The DsEcp32-3 positive control triggered cell death in all three pine genotypes, as expected (Figure 6). Infiltration of elution buffer (negative control) did not cause any damage or visible stress responses. Interestingly, both tested proteins gave the same response as they had shown in the non-host Nicotiana plants: DsEcp20-3 consistently elicited cell death in the same three pine genotypes used in the previous study, while DsEcp20-4 failed to elicit any response in the pine shoots.
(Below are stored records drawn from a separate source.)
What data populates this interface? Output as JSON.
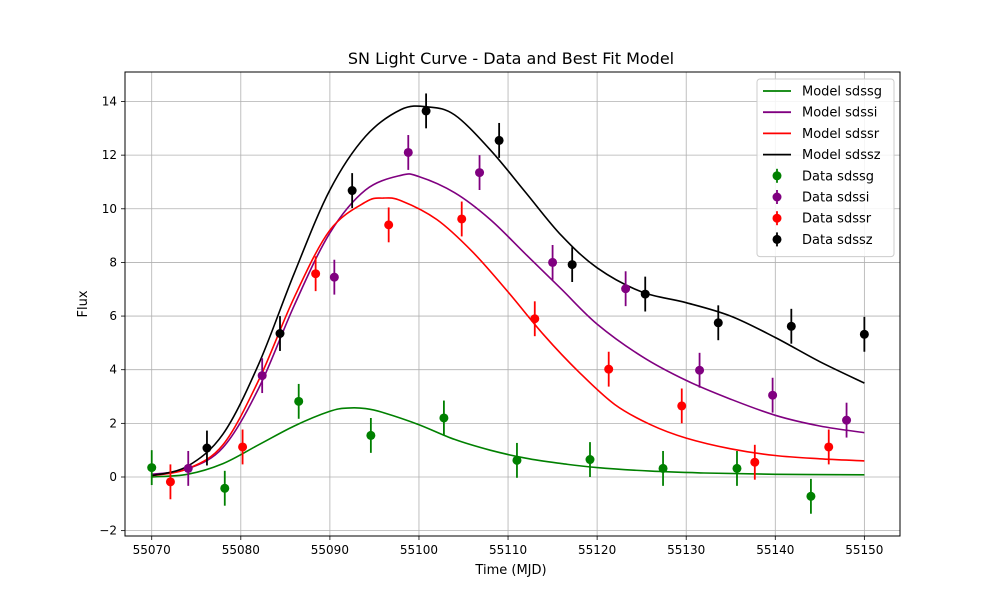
{
  "chart_data": {
    "type": "line",
    "title": "SN Light Curve - Data and Best Fit Model",
    "xlabel": "Time (MJD)",
    "ylabel": "Flux",
    "xlim": [
      55067,
      55154
    ],
    "ylim": [
      -2.2,
      15.1
    ],
    "xticks": [
      55070,
      55080,
      55090,
      55100,
      55110,
      55120,
      55130,
      55140,
      55150
    ],
    "yticks": [
      -2,
      0,
      2,
      4,
      6,
      8,
      10,
      12,
      14
    ],
    "grid": true,
    "legend_position": "top-right",
    "model_series": [
      {
        "name": "Model sdssg",
        "color": "#008000",
        "x": [
          55070,
          55074,
          55078,
          55082,
          55086,
          55090,
          55092,
          55094,
          55096,
          55100,
          55104,
          55108,
          55112,
          55116,
          55120,
          55126,
          55132,
          55140,
          55150
        ],
        "y": [
          0.0,
          0.1,
          0.5,
          1.2,
          1.9,
          2.45,
          2.57,
          2.55,
          2.4,
          1.95,
          1.4,
          1.0,
          0.7,
          0.5,
          0.35,
          0.22,
          0.15,
          0.1,
          0.08
        ]
      },
      {
        "name": "Model sdssi",
        "color": "#800080",
        "x": [
          55070,
          55074,
          55078,
          55082,
          55086,
          55090,
          55094,
          55098,
          55100,
          55104,
          55108,
          55112,
          55116,
          55120,
          55125,
          55130,
          55135,
          55140,
          55145,
          55150
        ],
        "y": [
          0.1,
          0.3,
          1.1,
          3.3,
          6.4,
          9.1,
          10.7,
          11.25,
          11.2,
          10.6,
          9.6,
          8.3,
          7.0,
          5.7,
          4.5,
          3.6,
          2.9,
          2.3,
          1.9,
          1.65
        ]
      },
      {
        "name": "Model sdssr",
        "color": "#ff0000",
        "x": [
          55070,
          55074,
          55078,
          55082,
          55086,
          55090,
          55094,
          55096,
          55098,
          55102,
          55106,
          55110,
          55114,
          55118,
          55122,
          55126,
          55130,
          55135,
          55140,
          55145,
          55150
        ],
        "y": [
          0.05,
          0.3,
          1.2,
          3.6,
          6.7,
          9.2,
          10.25,
          10.4,
          10.3,
          9.6,
          8.4,
          6.9,
          5.3,
          3.9,
          2.7,
          1.95,
          1.45,
          1.05,
          0.8,
          0.68,
          0.6
        ]
      },
      {
        "name": "Model sdssz",
        "color": "#000000",
        "x": [
          55070,
          55074,
          55078,
          55082,
          55086,
          55090,
          55094,
          55098,
          55101,
          55104,
          55108,
          55112,
          55116,
          55120,
          55125,
          55130,
          55135,
          55140,
          55145,
          55150
        ],
        "y": [
          0.05,
          0.4,
          1.6,
          4.2,
          7.6,
          10.7,
          12.7,
          13.7,
          13.8,
          13.5,
          12.2,
          10.6,
          9.0,
          7.8,
          6.9,
          6.5,
          6.0,
          5.2,
          4.3,
          3.5
        ]
      }
    ],
    "data_series": [
      {
        "name": "Data sdssg",
        "color": "#008000",
        "points": [
          {
            "x": 55070,
            "y": 0.35,
            "err": 0.65
          },
          {
            "x": 55078.2,
            "y": -0.42,
            "err": 0.65
          },
          {
            "x": 55086.5,
            "y": 2.82,
            "err": 0.65
          },
          {
            "x": 55094.6,
            "y": 1.55,
            "err": 0.65
          },
          {
            "x": 55102.8,
            "y": 2.2,
            "err": 0.65
          },
          {
            "x": 55111,
            "y": 0.62,
            "err": 0.65
          },
          {
            "x": 55119.2,
            "y": 0.65,
            "err": 0.65
          },
          {
            "x": 55127.4,
            "y": 0.32,
            "err": 0.65
          },
          {
            "x": 55135.7,
            "y": 0.32,
            "err": 0.65
          },
          {
            "x": 55144,
            "y": -0.72,
            "err": 0.65
          }
        ]
      },
      {
        "name": "Data sdssi",
        "color": "#800080",
        "points": [
          {
            "x": 55074.1,
            "y": 0.32,
            "err": 0.65
          },
          {
            "x": 55082.4,
            "y": 3.78,
            "err": 0.65
          },
          {
            "x": 55090.5,
            "y": 7.45,
            "err": 0.65
          },
          {
            "x": 55098.8,
            "y": 12.1,
            "err": 0.65
          },
          {
            "x": 55106.8,
            "y": 11.35,
            "err": 0.65
          },
          {
            "x": 55115,
            "y": 8.0,
            "err": 0.65
          },
          {
            "x": 55123.2,
            "y": 7.02,
            "err": 0.65
          },
          {
            "x": 55131.5,
            "y": 3.98,
            "err": 0.65
          },
          {
            "x": 55139.7,
            "y": 3.05,
            "err": 0.65
          },
          {
            "x": 55148,
            "y": 2.12,
            "err": 0.65
          }
        ]
      },
      {
        "name": "Data sdssr",
        "color": "#ff0000",
        "points": [
          {
            "x": 55072.1,
            "y": -0.18,
            "err": 0.65
          },
          {
            "x": 55080.2,
            "y": 1.12,
            "err": 0.65
          },
          {
            "x": 55088.4,
            "y": 7.58,
            "err": 0.65
          },
          {
            "x": 55096.6,
            "y": 9.4,
            "err": 0.65
          },
          {
            "x": 55104.8,
            "y": 9.62,
            "err": 0.65
          },
          {
            "x": 55113,
            "y": 5.9,
            "err": 0.65
          },
          {
            "x": 55121.3,
            "y": 4.02,
            "err": 0.65
          },
          {
            "x": 55129.5,
            "y": 2.65,
            "err": 0.65
          },
          {
            "x": 55137.7,
            "y": 0.55,
            "err": 0.65
          },
          {
            "x": 55146,
            "y": 1.12,
            "err": 0.65
          }
        ]
      },
      {
        "name": "Data sdssz",
        "color": "#000000",
        "points": [
          {
            "x": 55076.2,
            "y": 1.08,
            "err": 0.65
          },
          {
            "x": 55084.4,
            "y": 5.35,
            "err": 0.65
          },
          {
            "x": 55092.5,
            "y": 10.68,
            "err": 0.65
          },
          {
            "x": 55100.8,
            "y": 13.65,
            "err": 0.65
          },
          {
            "x": 55109,
            "y": 12.55,
            "err": 0.65
          },
          {
            "x": 55117.2,
            "y": 7.92,
            "err": 0.65
          },
          {
            "x": 55125.4,
            "y": 6.82,
            "err": 0.65
          },
          {
            "x": 55133.6,
            "y": 5.75,
            "err": 0.65
          },
          {
            "x": 55141.8,
            "y": 5.62,
            "err": 0.65
          },
          {
            "x": 55150,
            "y": 5.32,
            "err": 0.65
          }
        ]
      }
    ]
  }
}
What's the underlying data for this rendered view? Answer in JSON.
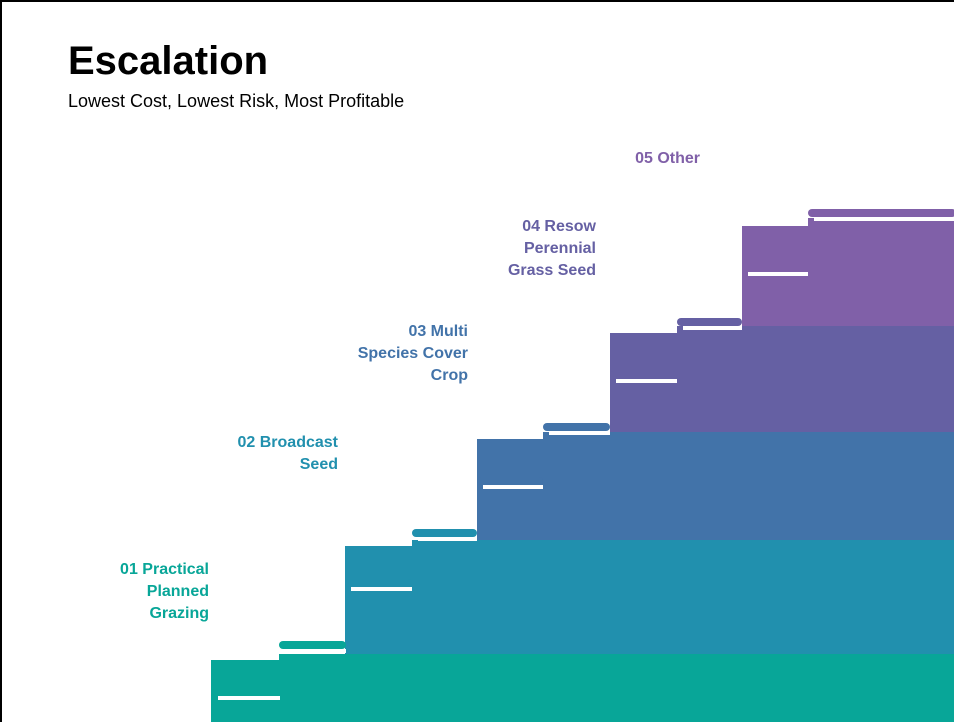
{
  "title": "Escalation",
  "subtitle": "Lowest Cost, Lowest Risk, Most Profitable",
  "steps": [
    {
      "label": "01 Practical\nPlanned\nGrazing",
      "color": "#08a698"
    },
    {
      "label": "02 Broadcast\nSeed",
      "color": "#2190ae"
    },
    {
      "label": "03 Multi\nSpecies Cover\nCrop",
      "color": "#4273a9"
    },
    {
      "label": "04 Resow\nPerennial\nGrass Seed",
      "color": "#6560a3"
    },
    {
      "label": "05 Other",
      "color": "#8060a8"
    }
  ]
}
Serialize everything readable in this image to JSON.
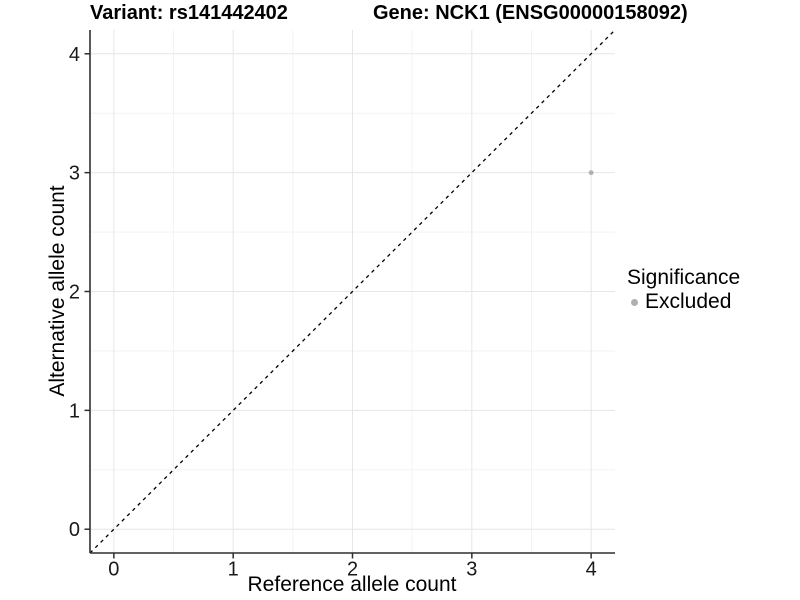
{
  "titles": {
    "variant": "Variant: rs141442402",
    "gene": "Gene: NCK1 (ENSG00000158092)"
  },
  "legend": {
    "title": "Significance",
    "items": [
      {
        "label": "Excluded",
        "color": "#b0b0b0"
      }
    ]
  },
  "colors": {
    "axis_line": "#2f2f2f",
    "tick_mark": "#2f2f2f",
    "tick_label": "#1a1a1a",
    "major_grid": "#e6e6e6",
    "minor_grid": "#f3f3f3",
    "identity_line": "#000000",
    "point": "#b0b0b0",
    "panel_background": "#ffffff"
  },
  "chart_data": {
    "type": "scatter",
    "title": "Variant: rs141442402 | Gene: NCK1 (ENSG00000158092)",
    "xlabel": "Reference allele count",
    "ylabel": "Alternative allele count",
    "xlim": [
      -0.2,
      4.2
    ],
    "ylim": [
      -0.2,
      4.2
    ],
    "x_ticks": [
      0,
      1,
      2,
      3,
      4
    ],
    "y_ticks": [
      0,
      1,
      2,
      3,
      4
    ],
    "grid": "major and minor (0.5 steps), light gray on white",
    "legend_position": "right",
    "legend_title": "Significance",
    "series": [
      {
        "name": "Excluded",
        "color": "#b0b0b0",
        "points": [
          {
            "x": 4,
            "y": 3
          }
        ]
      }
    ],
    "reference_line": {
      "description": "identity line y = x",
      "style": "dashed",
      "color": "#000000",
      "from": [
        -0.2,
        -0.2
      ],
      "to": [
        4.2,
        4.2
      ]
    }
  }
}
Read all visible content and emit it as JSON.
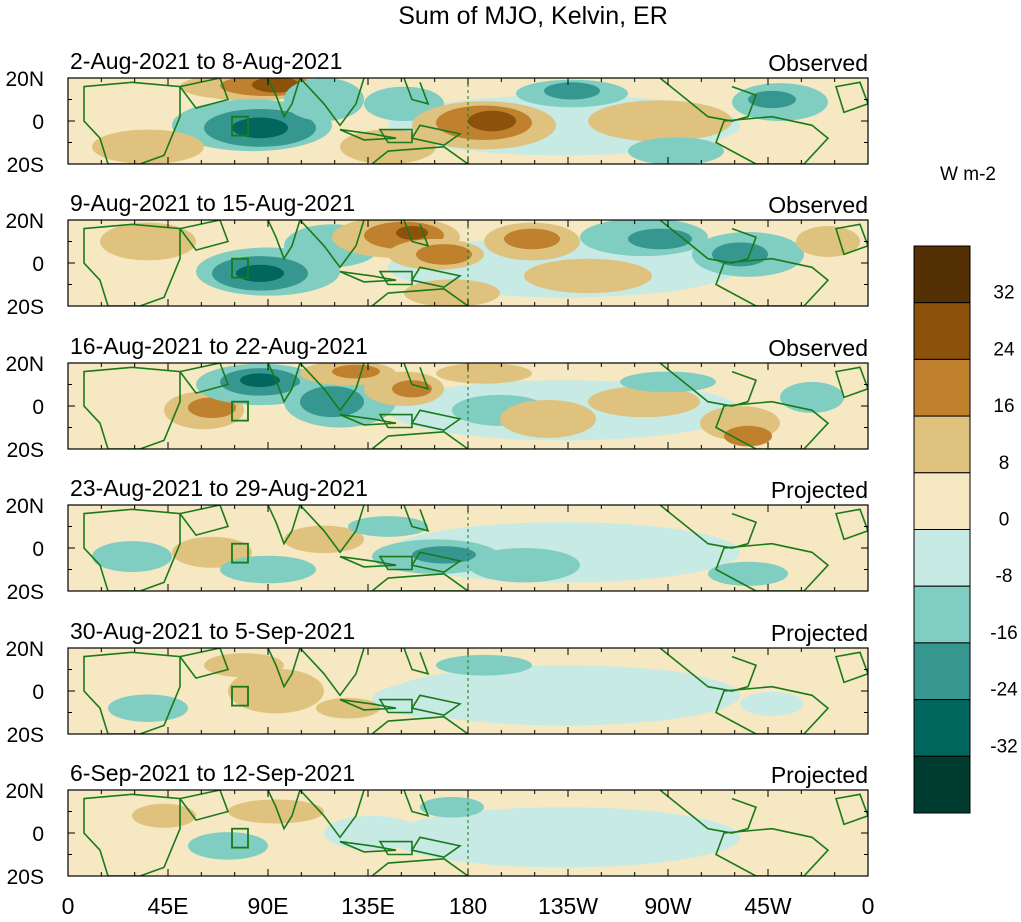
{
  "title": "Sum of MJO, Kelvin, ER",
  "units_label": "W m-2",
  "y_labels": [
    "20N",
    "0",
    "20S"
  ],
  "x_labels": [
    "0",
    "45E",
    "90E",
    "135E",
    "180",
    "135W",
    "90W",
    "45W",
    "0"
  ],
  "panels": [
    {
      "date_range": "2-Aug-2021 to 8-Aug-2021",
      "status": "Observed"
    },
    {
      "date_range": "9-Aug-2021 to 15-Aug-2021",
      "status": "Observed"
    },
    {
      "date_range": "16-Aug-2021 to 22-Aug-2021",
      "status": "Observed"
    },
    {
      "date_range": "23-Aug-2021 to 29-Aug-2021",
      "status": "Projected"
    },
    {
      "date_range": "30-Aug-2021 to 5-Sep-2021",
      "status": "Projected"
    },
    {
      "date_range": "6-Sep-2021 to 12-Sep-2021",
      "status": "Projected"
    }
  ],
  "colorbar": {
    "labels": [
      "32",
      "24",
      "16",
      "8",
      "0",
      "-8",
      "-16",
      "-24",
      "-32"
    ],
    "colors": [
      "#543005",
      "#8c510a",
      "#bf812d",
      "#dfc27d",
      "#f6e8c3",
      "#c7eae5",
      "#80cdc1",
      "#35978f",
      "#01665e",
      "#003c30"
    ]
  },
  "colors": {
    "coastline": "#1a7a1a",
    "anomaly_colors_hex": "see colorbar"
  }
}
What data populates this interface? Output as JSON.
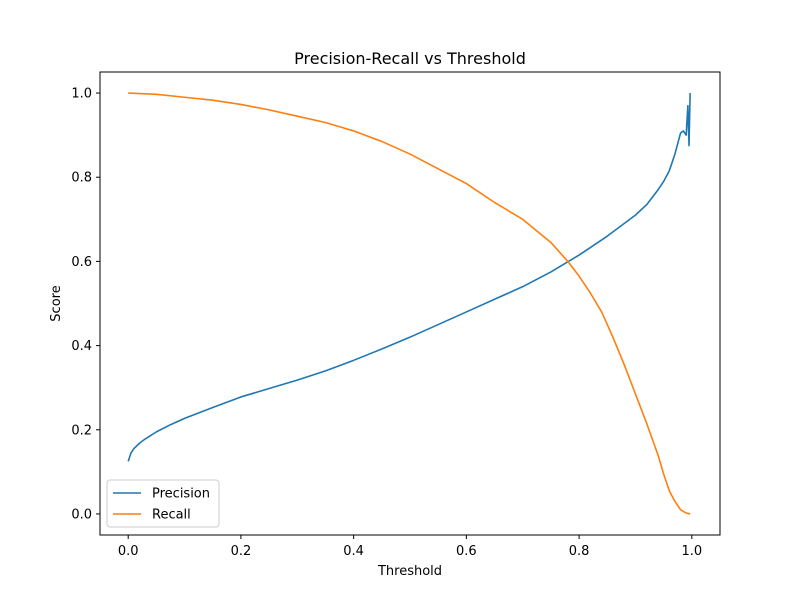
{
  "chart_data": {
    "type": "line",
    "title": "Precision-Recall vs Threshold",
    "xlabel": "Threshold",
    "ylabel": "Score",
    "xlim": [
      -0.05,
      1.05
    ],
    "ylim": [
      -0.05,
      1.05
    ],
    "xticks": [
      0.0,
      0.2,
      0.4,
      0.6,
      0.8,
      1.0
    ],
    "xtick_labels": [
      "0.0",
      "0.2",
      "0.4",
      "0.6",
      "0.8",
      "1.0"
    ],
    "yticks": [
      0.0,
      0.2,
      0.4,
      0.6,
      0.8,
      1.0
    ],
    "ytick_labels": [
      "0.0",
      "0.2",
      "0.4",
      "0.6",
      "0.8",
      "1.0"
    ],
    "grid": false,
    "legend_position": "lower-left",
    "series": [
      {
        "name": "Precision",
        "color": "#1f77b4",
        "x": [
          0.0,
          0.005,
          0.01,
          0.02,
          0.03,
          0.05,
          0.075,
          0.1,
          0.15,
          0.2,
          0.25,
          0.3,
          0.35,
          0.4,
          0.45,
          0.5,
          0.55,
          0.6,
          0.65,
          0.7,
          0.75,
          0.8,
          0.85,
          0.88,
          0.9,
          0.92,
          0.94,
          0.95,
          0.96,
          0.97,
          0.975,
          0.98,
          0.985,
          0.99,
          0.993,
          0.995,
          0.997
        ],
        "y": [
          0.125,
          0.145,
          0.155,
          0.168,
          0.178,
          0.195,
          0.212,
          0.227,
          0.253,
          0.278,
          0.298,
          0.318,
          0.34,
          0.365,
          0.392,
          0.42,
          0.45,
          0.48,
          0.51,
          0.54,
          0.575,
          0.615,
          0.66,
          0.69,
          0.71,
          0.735,
          0.77,
          0.79,
          0.815,
          0.855,
          0.88,
          0.905,
          0.91,
          0.9,
          0.97,
          0.875,
          1.0
        ]
      },
      {
        "name": "Recall",
        "color": "#ff7f0e",
        "x": [
          0.0,
          0.05,
          0.1,
          0.15,
          0.2,
          0.25,
          0.3,
          0.35,
          0.4,
          0.45,
          0.5,
          0.55,
          0.6,
          0.65,
          0.7,
          0.75,
          0.78,
          0.8,
          0.82,
          0.84,
          0.86,
          0.88,
          0.9,
          0.92,
          0.94,
          0.95,
          0.96,
          0.97,
          0.98,
          0.99,
          0.997
        ],
        "y": [
          1.0,
          0.997,
          0.99,
          0.983,
          0.973,
          0.96,
          0.945,
          0.93,
          0.91,
          0.885,
          0.855,
          0.82,
          0.785,
          0.74,
          0.7,
          0.645,
          0.6,
          0.565,
          0.525,
          0.48,
          0.42,
          0.355,
          0.285,
          0.215,
          0.14,
          0.095,
          0.055,
          0.03,
          0.01,
          0.002,
          0.0
        ]
      }
    ]
  }
}
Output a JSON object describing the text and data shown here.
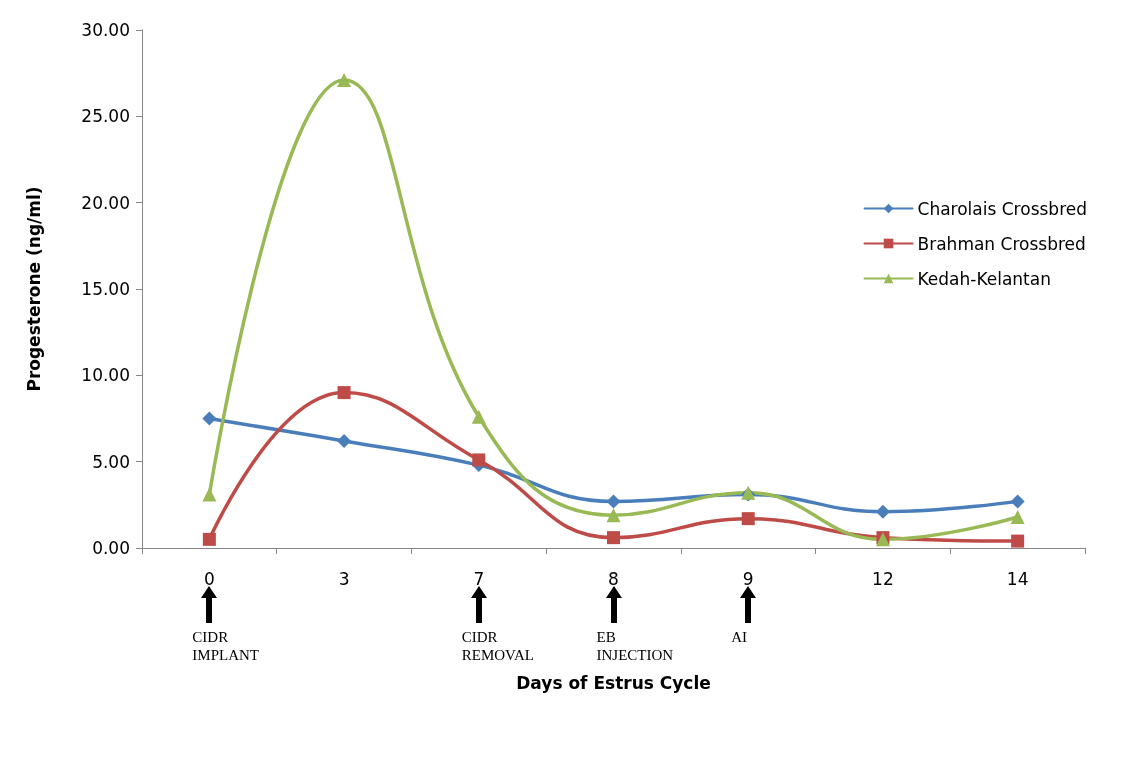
{
  "chart_data": {
    "type": "line",
    "xlabel": "Days of Estrus Cycle",
    "ylabel": "Progesterone (ng/ml)",
    "categories": [
      "0",
      "3",
      "7",
      "8",
      "9",
      "12",
      "14"
    ],
    "series": [
      {
        "name": "Charolais Crossbred",
        "color": "#4a7ebb",
        "marker": "diamond",
        "values": [
          7.5,
          6.2,
          4.8,
          2.7,
          3.1,
          2.1,
          2.7
        ]
      },
      {
        "name": "Brahman Crossbred",
        "color": "#be4b48",
        "marker": "square",
        "values": [
          0.5,
          9.0,
          5.1,
          0.6,
          1.7,
          0.6,
          0.4
        ]
      },
      {
        "name": "Kedah-Kelantan",
        "color": "#98b954",
        "marker": "triangle",
        "values": [
          3.1,
          27.1,
          7.6,
          1.9,
          3.2,
          0.5,
          1.8
        ]
      }
    ],
    "ylim": [
      0,
      30
    ],
    "yticks": [
      {
        "value": 0,
        "label": "0.00"
      },
      {
        "value": 5,
        "label": "5.00"
      },
      {
        "value": 10,
        "label": "10.00"
      },
      {
        "value": 15,
        "label": "15.00"
      },
      {
        "value": 20,
        "label": "20.00"
      },
      {
        "value": 25,
        "label": "25.00"
      },
      {
        "value": 30,
        "label": "30.00"
      }
    ],
    "grid": false,
    "legend": "right",
    "line_style": "solid",
    "annotations": [
      "CIDR\nIMPLANT",
      "CIDR\nREMOVAL",
      "EB\nINJECTION",
      "AI"
    ]
  }
}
To determine how cell death elicitors from the Ds/FfEcp20 and 32 families were perceived by plants, we silenced genes encoding the extracellular receptor-like kinase co-receptor genes BAK1 and SOBIR1, as well as leucine-rich repeat (LRR) receptor-like genes, in N. benthamiana (Figure 7), in conjunction with agro-infiltration, as previously described by Wang et al. (2018). As expected, agro-infiltration of positive controls NPP1, INF1, and XEG triggered consistent strong cell death responses in N. benthamiana leaves treated with TRV:GFP, while INF1-and XEG1-triggered cell death was compromised in leaves treated with TRV:BAK1 or TRV:SOBIR1. We also consistently found that DsEcp20-3-triggered cell death was compromised in N. benthamiana leaves in which the receptor-like kinase genes BAK1 or SOBIR1 were silenced (Figure 7B). In addition, we found that DsEcp20-3-triggered cell death was compromised in N. benthamiana leaves treated with TRV VIGS constructs TRV:T26 and TRV:T26-2 (Wang et al., 2018; Figure 7D). TRV:T26 and TRV:T26-2 both target the same two N. benthamiana genes but in different regions of those genes. One of these target genes encodes an LRR-type extracellular receptor-like protein (Sol Genomics Network accession number—Niben101Scf03138g01049.1) and one an extracellular LRR (Niben101Scf01834g02009.1). We further screened other members of the Ecp20 and Ecp32 families (FfEcp20-3, DsEcp32-3, and FfEcp32-3), and found that cell death triggered by FfEcp20-3 and FfEcp32-3 was also significantly compromised in N. benthamiana leaves treated with TRV:BAK1, TRV:SOBIR1 or either of the T26 constructs (Figures 7B,D). For DsEcp32-3-triggered cell death, we did not detect any reduction on TRV:BAK1- or TRV:SOBIR1-silenced plants (data not shown). Taken together, these results suggest that the cell death responses triggered by members of the Ecp20 and Ecp32 families from D. septosporum and F. fulva in N. benthamiana are the result of recognition by extracellular immune receptors, and that the transduction of defense response signals following this recognition requires the extracellular co-receptors BAK1 and SOBIR1.